Creepy lurker here. I'm trying my chiller for the very first time, 
though I got me foggers 11 years ago. Many frustrating hours 
trying to get them to work again after I messed up.

Q: What's the best time to get fog juice? Seriously considering 
Froggy's and whatever you guys prefer. I've done the big box 
juice and they're reputed cloggers.

Thanks!


----------



## Tokwik (Oct 12, 2011)

Personally, I’ve been using froggy’s for years. Always have great results. 
I’d only use the cheap stuff in an extreme emergency, but that’s just me. 

You can order Froggy’s online all year, but shipping can add up quickly. My last order I put in with a local special FX company. I was able to add 10 gallons for me into their order, so shipping was free. 

Something to think about for next year. Find yourself a local FX company or source. Makes it much easier to order over the summer than wait for stuff to hit the stores. 

Good luck. Hope that helps some.


----------



## corey872 (Jan 10, 2010)

Guess those would be the two best times:

Anytime you can combine an order with something you're already getting to save shipping.

or

Anytime your favorite brand goes on sale.

I think as long as you keep the bottle sealed and in a relatively temperature controlled place ie basement, closet, etc vs a garage, attic, etc - then the juice seems to last a long time.

I typically store my fogger capped and full of fluid - in similar temp controlled conditions (basement shelf) - and outside some electrical issues the fluid /pump / heat exchanger have performed fine [heavy knocking on wood!]


----------



## xredge (Aug 21, 2014)

I used to get Froggy's but started out with 10-31 and they are now Fogitup. And have been doing business with them the past several years. Been really helpful when talking with them on their Chat window and seem knowledgeable and listen to what I was trying to do and give ideas. I usually end up waiting almost until to late to order keep telling myself to order earlier, usually only takes a few days from Cali to Mi.

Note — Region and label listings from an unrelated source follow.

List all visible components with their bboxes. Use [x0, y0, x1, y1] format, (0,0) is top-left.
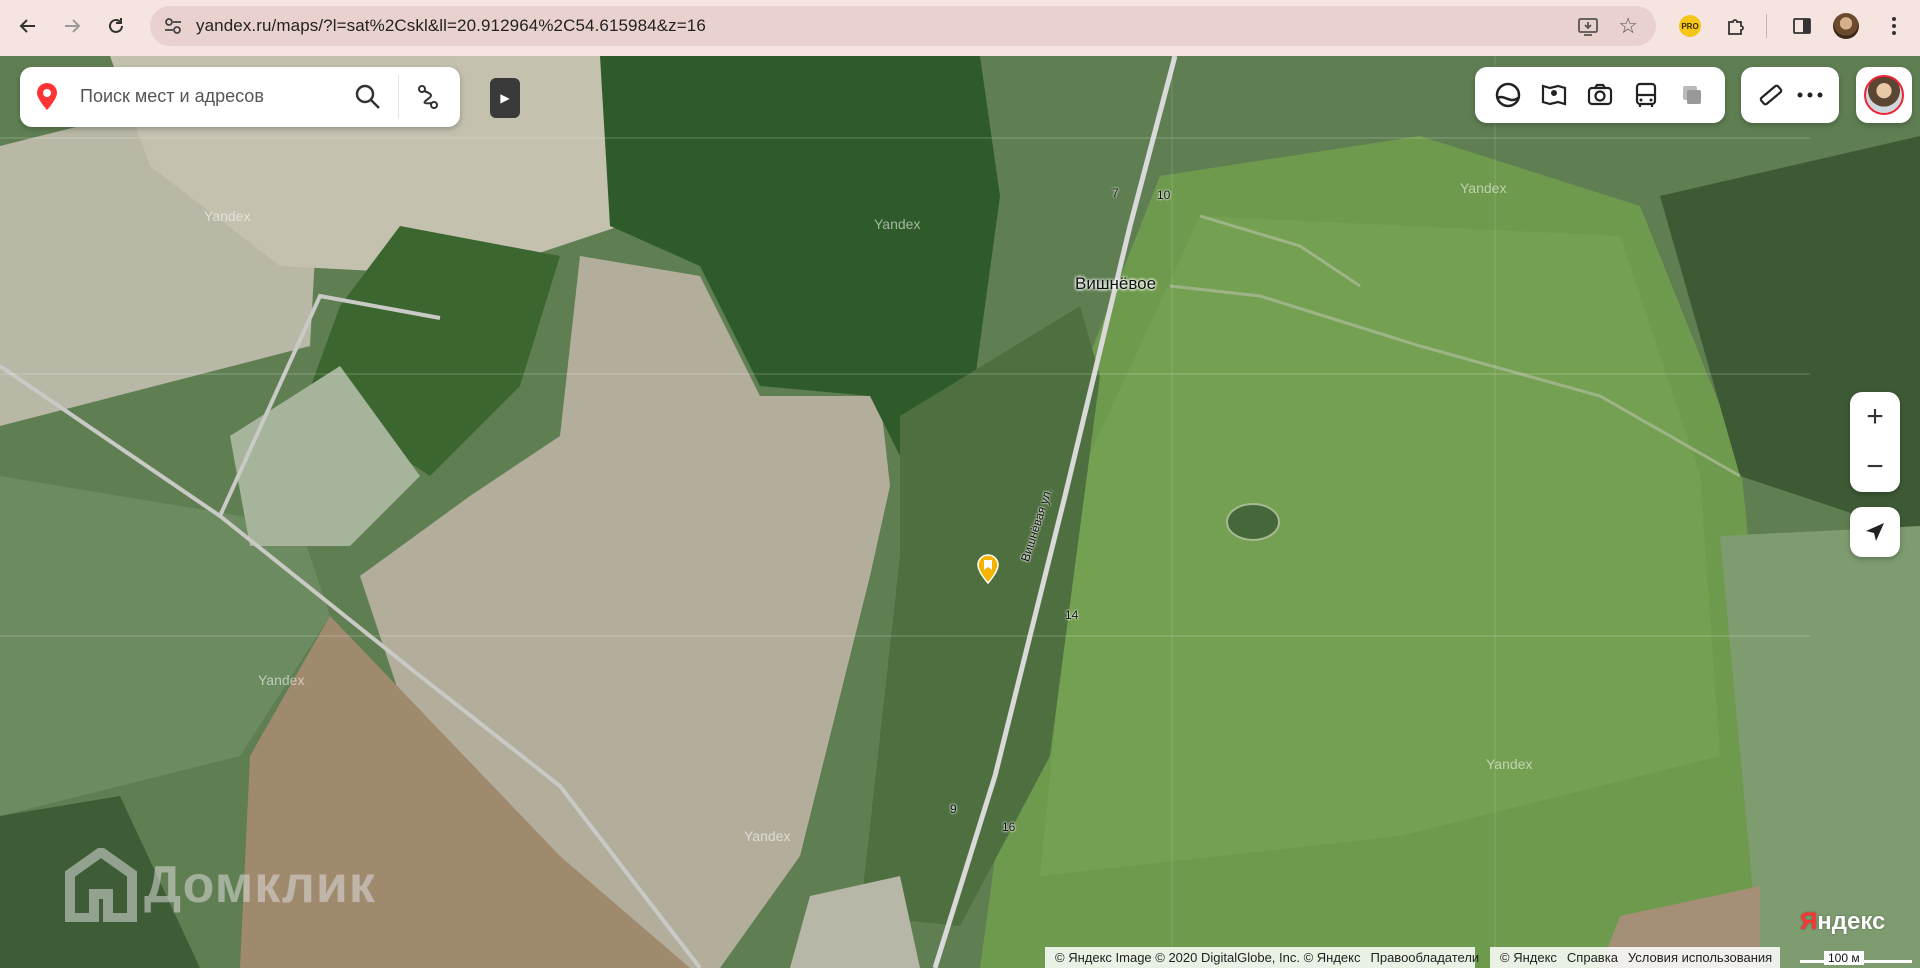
domclick-logo-icon — [65, 848, 137, 922]
domclick-watermark: Домклик — [64, 848, 376, 922]
house-number[interactable]: 10 — [1157, 188, 1170, 202]
back-arrow-icon — [19, 19, 35, 33]
navigation-arrow-icon — [1866, 523, 1884, 541]
pro-extension-button[interactable]: PRO — [1672, 8, 1708, 44]
site-settings-icon[interactable] — [162, 15, 184, 37]
map-footer-links: © Яндекс Справка Условия использования — [1490, 947, 1780, 968]
rights-holders-link[interactable]: Правообладатели — [1371, 950, 1480, 965]
reload-button[interactable] — [98, 8, 134, 44]
search-icon — [355, 84, 380, 109]
zoom-control: + − — [1850, 392, 1900, 492]
yandex-copyright[interactable]: © Яндекс — [1500, 950, 1557, 965]
layers-icon — [1495, 82, 1521, 108]
terms-link[interactable]: Условия использования — [1628, 950, 1772, 965]
play-arrow-icon: ▶ — [500, 91, 510, 105]
search-input[interactable]: Поиск мест и адресов — [80, 86, 264, 107]
route-button[interactable] — [412, 81, 444, 113]
zoom-out-button[interactable]: − — [1850, 442, 1900, 492]
route-icon — [418, 85, 438, 109]
house-number[interactable]: 14 — [1065, 608, 1078, 622]
map-watermark: Yandex — [1460, 180, 1507, 196]
panorama-icon — [1541, 84, 1567, 106]
location-pin-icon[interactable] — [976, 554, 1000, 584]
transit-bus-icon — [1635, 82, 1657, 107]
browser-toolbar: yandex.ru/maps/?l=sat%2Cskl&ll=20.912964… — [0, 0, 1920, 56]
toolbar-divider — [1766, 14, 1767, 38]
ruler-icon — [1759, 84, 1782, 106]
map-watermark: Yandex — [1486, 756, 1533, 772]
chrome-menu-button[interactable] — [1876, 8, 1912, 44]
profile-button[interactable] — [1828, 8, 1864, 44]
extensions-button[interactable] — [1718, 8, 1754, 44]
layer-toggle-icon — [1683, 86, 1701, 104]
more-dots-icon — [1797, 92, 1822, 98]
photos-button[interactable] — [1577, 75, 1623, 115]
extensions-puzzle-icon — [1728, 19, 1744, 35]
layer-toggle-button[interactable] — [1669, 75, 1715, 115]
map-watermark: Yandex — [258, 672, 305, 688]
menu-dots-icon — [1892, 17, 1896, 35]
map-watermark: Yandex — [744, 828, 791, 844]
map-watermark: Yandex — [874, 216, 921, 232]
pro-extension-icon: PRO — [1679, 15, 1701, 37]
house-number[interactable]: 16 — [1002, 820, 1015, 834]
domclick-text: Домклик — [144, 856, 376, 914]
profile-avatar — [1833, 13, 1859, 39]
url-text[interactable]: yandex.ru/maps/?l=sat%2Cskl&ll=20.912964… — [196, 16, 706, 36]
ruler-button[interactable] — [1751, 75, 1790, 115]
scale-label: 100 м — [1824, 951, 1864, 965]
photo-camera-icon — [1587, 83, 1613, 106]
user-profile-button[interactable] — [1856, 67, 1912, 123]
more-button[interactable] — [1790, 75, 1829, 115]
panorama-button[interactable] — [1531, 75, 1577, 115]
map-watermark: Yandex — [204, 208, 251, 224]
search-button[interactable] — [352, 81, 384, 113]
bookmark-star-icon[interactable]: ☆ — [1618, 12, 1638, 40]
my-location-button[interactable] — [1850, 507, 1900, 557]
forward-button[interactable] — [54, 8, 90, 44]
help-link[interactable]: Справка — [1567, 950, 1618, 965]
layers-toolbar — [1475, 67, 1725, 123]
side-panel-icon — [1793, 18, 1811, 34]
yandex-logo[interactable]: Яндекс — [1800, 908, 1885, 936]
zoom-in-button[interactable]: + — [1850, 392, 1900, 442]
map-scale: 100 м — [1800, 951, 1912, 966]
house-number[interactable]: 9 — [950, 802, 957, 816]
settlement-label[interactable]: Вишнёвое — [1075, 274, 1156, 294]
address-bar[interactable]: yandex.ru/maps/?l=sat%2Cskl&ll=20.912964… — [150, 6, 1656, 46]
search-panel: Поиск мест и адресов — [20, 67, 460, 127]
layers-button[interactable] — [1485, 75, 1531, 115]
forward-arrow-icon — [65, 19, 81, 33]
copyright-text: © Яндекс Image © 2020 DigitalGlobe, Inc.… — [1055, 950, 1361, 965]
map-canvas[interactable]: Yandex Yandex Yandex Yandex Yandex Yande… — [0, 56, 1920, 968]
imagery-copyright: © Яндекс Image © 2020 DigitalGlobe, Inc.… — [1045, 947, 1479, 968]
yandex-logo-first-letter: Я — [1800, 908, 1818, 935]
install-app-icon[interactable] — [1576, 14, 1600, 38]
tools-toolbar — [1741, 67, 1839, 123]
side-panel-button[interactable] — [1784, 8, 1820, 44]
transit-button[interactable] — [1623, 75, 1669, 115]
yandex-logo-rest: ндекс — [1817, 908, 1886, 935]
search-divider — [398, 75, 399, 119]
yandex-maps-pin-icon — [37, 83, 57, 110]
user-avatar — [1864, 75, 1904, 115]
reload-icon — [109, 18, 123, 33]
collapse-panel-button[interactable]: ▶ — [490, 78, 520, 118]
satellite-imagery — [0, 56, 1920, 968]
house-number[interactable]: 7 — [1112, 186, 1119, 200]
back-button[interactable] — [10, 8, 46, 44]
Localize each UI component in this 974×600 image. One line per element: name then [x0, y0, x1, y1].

I to store mine in my basement and have used what was left from the previous year. I read/heard someplace shelf life is something like 1-2 years. Think that is as far as I would go out and so far I have only used stuff from the previous year if older just throw it out. Have never had any issues in my foggers in the more expensive Anatri's, Chauvet and even the cheap Spirit one I sometime use for testing at home. That thing won't die and sits out all winter long in a portable garage so know the fluid inside has to freeze.


----------



## Saturday8pm (Sep 5, 2012)

Thanks, folks!

I assume that following the holidays would bring price drops. 
Then again, it could be one of those products immune to such 
trends. Shipping should be a bear on this so I'm gonna try 
Amazon. I'm not going to buy too much at a time 'cuz I've had 
plenty of problems with the foggers.

I store mine with distilled water. I have used the cheap stuff 
and the glycerin clumps which probably is why mine crapped out.


----------



## xredge (Aug 21, 2014)

I really don't think I've ever seen a price drop in the good fluids all year, just some x amount off at times of the year but nothing really big. Usually the company I buy it from gives 5% off signing up for the newsletter, just do it every year and doesn't seem like they send much out. Shipping was reasonable but just 1 gallon and some scent and was 10.00 priority I know I looked at getting same stuff from Amazon and it was more doing it that way.


----------



## fontgeek (Jul 24, 2006)

Part of the equation, at least for me, would be "How often do I use the fogger? How much will I need? How long will it last? Can I store it safely and so that it will last?"
Sales go on around the holidays, and depending on the volume you want/need, you may find great deals from vendors that tend to cater to the DJ world rather than haunters specifically.


----------